With a good calculator, pick a value of y close to -5, say a = -4.9999, on mine f(-4.9999) = 1.0001 , close to 1
try a = -5.000001 and see what you get
so in our first expression the value of 0/0 gets closer to 1, the closer we get to y = -5
The expression has a "hole" at (-5,1)
I will graph both, changing the independent variable to x
http://www.wolframalpha.com/input/?i=plot+y+%3D+(x%5E2+%2B+11x+%2B+30)%2F(x%2B5)
http://www.wolframalpha.com/input/?i=plot+y+%3D+(5x-3)%2F(x%5E2-49)+for+-10+%E2%89%A4+x+%E2%89%A4+10
To find the domain, set notation, and excluded value of a rational expression, you need to consider any restrictions on the variables that would make the denominator equal to zero.
For Rational Expression 1 (Y^2 + 11y + 30)/(y + 5):
1. Domain: The domain of this rational expression is all real numbers except the value that makes the denominator equal to zero. In this case, y = -5 would make the denominator zero. Hence, the domain is all real numbers except y = -5.
2. Set notation: The set notation for the domain would be: (-∞, -5) U (-5, +∞).
3. Excluded value: The excluded value is -5.
For Rational Expression 2 (5a - 3)/(a^2 - 49):
1. Domain: Similar to the previous example, the domain is all real numbers except the values that make the denominator equal to zero.

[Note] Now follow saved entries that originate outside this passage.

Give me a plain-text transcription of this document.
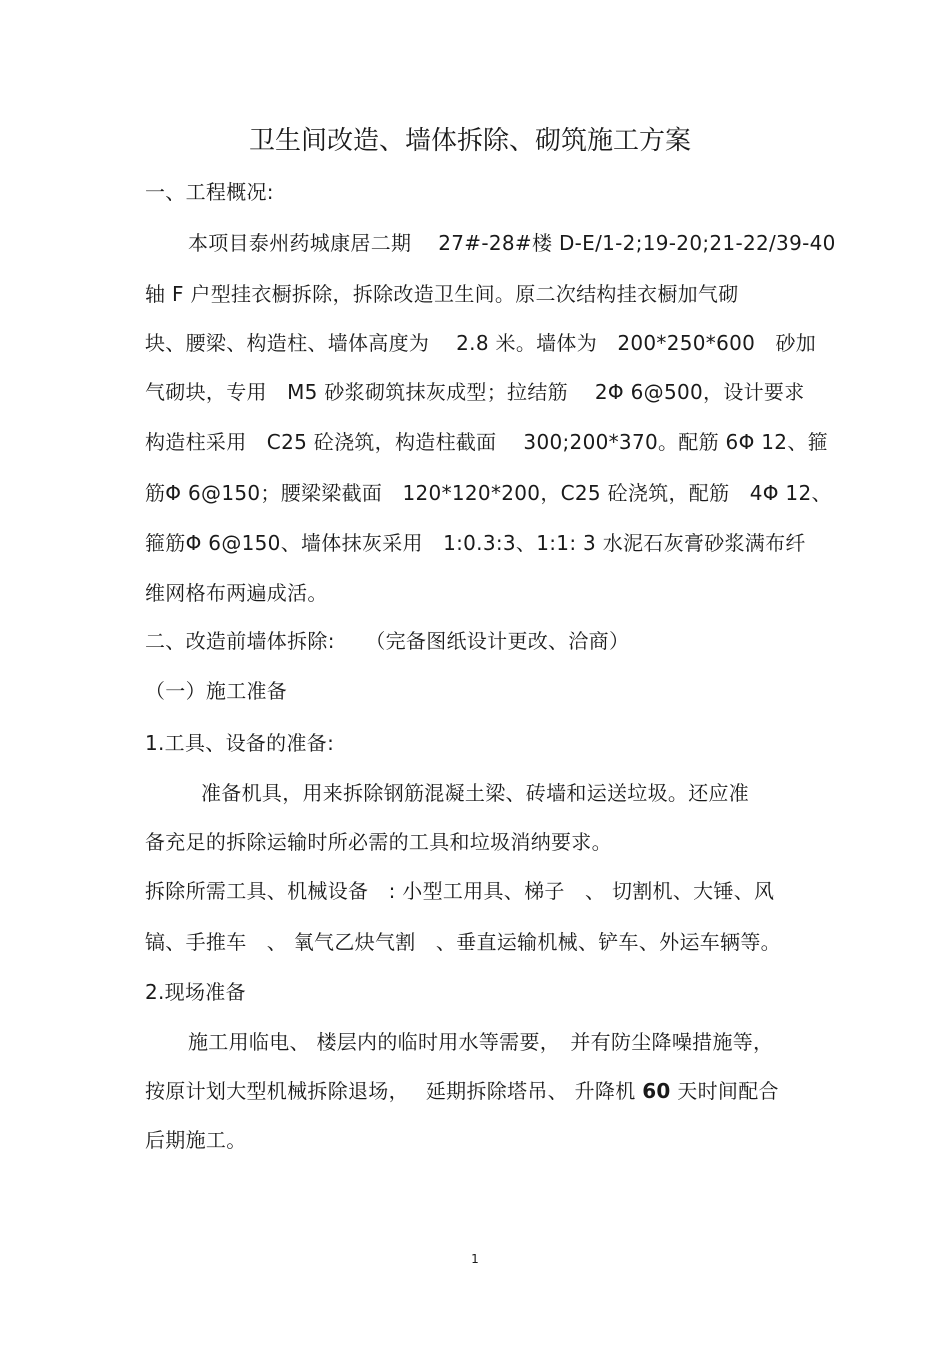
卫生间改造、墙体拆除、砌筑施工方案
一、工程概况:
本项目泰州药城康居二期　 27#-28#楼 D-E/1-2;19-20;21-22/39-40
轴 F 户型挂衣橱拆除，拆除改造卫生间。原二次结构挂衣橱加气砌
块、腰梁、构造柱、墙体高度为　 2.8 米。墙体为　200*250*600　砂加
气砌块，专用　M5 砂浆砌筑抹灰成型；拉结筋　 2Φ 6@500，设计要求
构造柱采用　C25 砼浇筑，构造柱截面　 300;200*370。配筋 6Φ 12、箍
筋Φ 6@150；腰梁梁截面　120*120*200，C25 砼浇筑，配筋　4Φ 12、
箍筋Φ 6@150、墙体抹灰采用　1:0.3:3、1:1: 3 水泥石灰膏砂浆满布纤
维网格布两遍成活。
二、改造前墙体拆除:　　（完备图纸设计更改、洽商）
（一）施工准备
1.工具、设备的准备:
准备机具，用来拆除钢筋混凝土梁、砖墙和运送垃圾。还应准
备充足的拆除运输时所必需的工具和垃圾消纳要求。
拆除所需工具、机械设备　: 小型工用具、梯子　、 切割机、大锤、风
镐、手推车　、 氧气乙炔气割　、垂直运输机械、铲车、外运车辆等。
2.现场准备
施工用临电、 楼层内的临时用水等需要，　并有防尘降噪措施等，
按原计划大型机械拆除退场，　 延期拆除塔吊、 升降机 60 天时间配合
后期施工。
1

Here, a = 7 and a = -7 would make the denominator zero, as (7^2 - 49) = 0 and (-7^2 - 49) = 0. Hence, the domain is all real numbers except a = 7 and a = -7.
2. Set notation: The set notation for the domain would be: (-∞, -7) U (-7, 7) U (7, +∞).
3. Excluded values: The excluded values are 7 and -7.
By analyzing the denominator, you can determine the values that must be excluded from the domain to ensure the expression is defined.